Discussion in 'Alternative Theories' started by hansda, May 8, 2017.

  1. NotEinstein Valued Senior Member

    Messages:
    1,986
    No, that isn't my view, that's what the law states.

    "stress" is not a notation I'm familiar with, but I see that it is used on Wikipedia too:
    https://en.wikipedia.org/wiki/Stress–strain_curve

    One problem is that you cannot have a strain on a particle; a particle's length is by definition so small its irrelevant.

    But the real issue is that this is just some generic definition of stress, not something specific to this situation. Please give the equation and its derivation of this "Lorentz-stress", where the velocity of the particle is used as an input.

    Irrelevant. Do you agree with me that a not-straight line isn't necessarily a loop, yes or no?

    Technically, you are right, but that's really not the point here. A geodesic in GR is what a straight line is in flat space. In that regard, they are the same thing.

    The "thumb rule" is not a force, so that's wrong. Please give a force.

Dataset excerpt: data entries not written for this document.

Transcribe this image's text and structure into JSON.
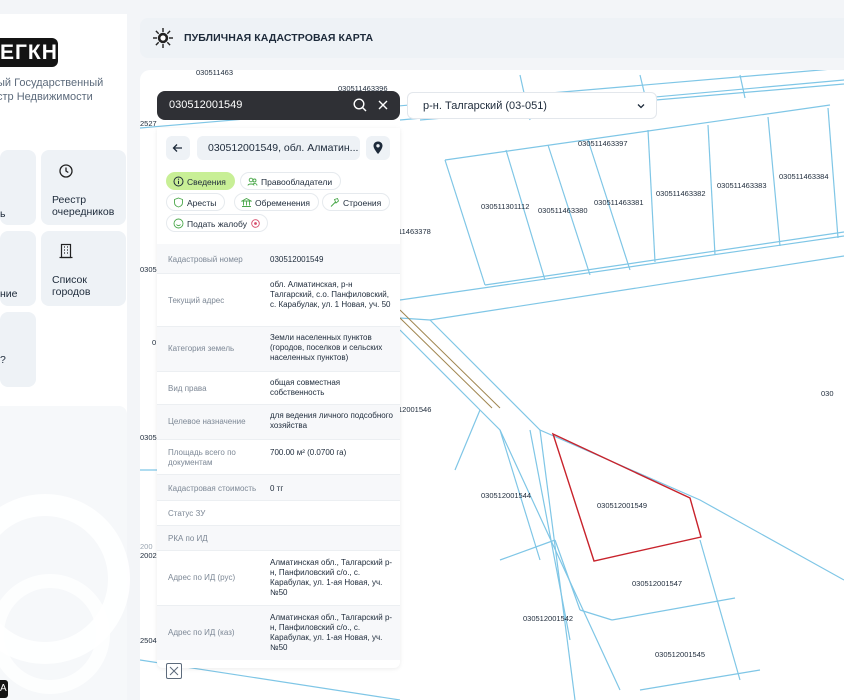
{
  "brand": {
    "badge": "ЕГКН",
    "subtitle": "ый Государственный\nстр Недвижимости"
  },
  "nav": [
    {
      "label": "ь",
      "icon": "document-icon"
    },
    {
      "label": "Реестр очередников",
      "icon": "clock-icon"
    },
    {
      "label": "ние",
      "icon": "grid-icon"
    },
    {
      "label": "Список городов",
      "icon": "building-icon"
    },
    {
      "label": "?",
      "icon": "question-icon"
    }
  ],
  "bottom_chip": "A",
  "header": {
    "title": "ПУБЛИЧНАЯ КАДАСТРОВАЯ КАРТА"
  },
  "search": {
    "value": "030512001549"
  },
  "district": {
    "value": "р-н. Талгарский (03-051)"
  },
  "panel": {
    "title": "030512001549, обл. Алматин...",
    "chips": [
      {
        "label": "Сведения",
        "active": true,
        "icon": "info-icon"
      },
      {
        "label": "Правообладатели",
        "active": false,
        "icon": "people-icon"
      },
      {
        "label": "Аресты",
        "active": false,
        "icon": "shield-icon"
      },
      {
        "label": "Обременения",
        "active": false,
        "icon": "bank-icon"
      },
      {
        "label": "Строения",
        "active": false,
        "icon": "hammer-icon"
      },
      {
        "label": "Подать жалобу",
        "active": false,
        "icon": "smile-icon"
      }
    ],
    "rows": [
      {
        "key": "Кадастровый номер",
        "value": "030512001549"
      },
      {
        "key": "Текущий адрес",
        "value": "обл. Алматинская, р-н Талгарский, с.о. Панфиловский, с. Карабулак, ул. 1 Новая, уч. 50"
      },
      {
        "key": "Категория земель",
        "value": "Земли населенных пунктов (городов, поселков и сельских населенных пунктов)"
      },
      {
        "key": "Вид права",
        "value": "общая совместная собственность"
      },
      {
        "key": "Целевое назначение",
        "value": "для ведения личного подсобного хозяйства"
      },
      {
        "key": "Площадь всего по документам",
        "value": "700.00 м² (0.0700 га)"
      },
      {
        "key": "Кадастровая стоимость",
        "value": "0 тг"
      },
      {
        "key": "Статус ЗУ",
        "value": ""
      },
      {
        "key": "РКА по ИД",
        "value": ""
      },
      {
        "key": "Адрес по ИД (рус)",
        "value": "Алматинская обл., Талгарский р-н, Панфиловский с/о., с. Карабулак, ул. 1-ая Новая, уч. №50"
      },
      {
        "key": "Адрес по ИД (каз)",
        "value": "Алматинская обл., Талгарский р-н, Панфиловский с/о., с. Карабулак, ул. 1-ая Новая, уч. №50"
      }
    ]
  },
  "map": {
    "selected_color": "#c8232c",
    "line_color": "#7fc6e6",
    "labels": [
      "030511463396",
      "030511463397",
      "030511301112",
      "030511463380",
      "030511463381",
      "030511463382",
      "030511463383",
      "030511463384",
      "11463378",
      "12001546",
      "030512001544",
      "030512001549",
      "030512001547",
      "030512001542",
      "030512001545",
      "2527",
      "0305",
      "030",
      "0305",
      "0",
      "20025",
      "2504",
      "030511463",
      "200"
    ]
  }
}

    "can be considered as" and "is" are not the same thing. As I already said, that's an imperfect analogue, so it will break down in places.

    This is a very basic calculus question. Off the top of my head: if a function has a well-defined derivative on its entire domain, it's continuous on that entire domain. f'(x)=1, so yes, that's continuous.

    A quantized (or as it's called in mathematics, "discreet") function will not be continuous, in general.

    No, Hubble observed galaxies moving away from us, not the expansion directly. You've missed the point: rulers stretch too, so against what ruler are you measuring this expansion? I'm not saying it's impossible, but one has to be very carefully to define these things properly. The rubber sheet analogue doesn't work properly in these cases.

    First of all, there's Newton's First Law. But in reality, it's more complicated than that.

    Pick a ball. The sheet is being stretch in all directions, out from underneath this ball. There is no force pushing the ball around; it remains stationary compared to the sheet directly underneath. The ball doesn't move.
    Pick another ball. The sheet is being stretch in all directions, out from underneath this ball. There is no force pushing the ball around; it remains stationary compared to the sheet directly underneath. The ball doesn't move.
    Both balls don't move with respect to the sheet underneath, because there's no force. Yet, the distance between the balls increases!

    OK, so the first link you gave was indeed wrong.

    Mechanical energy isn't the same as work, so the quoted part doesn't talk about work either.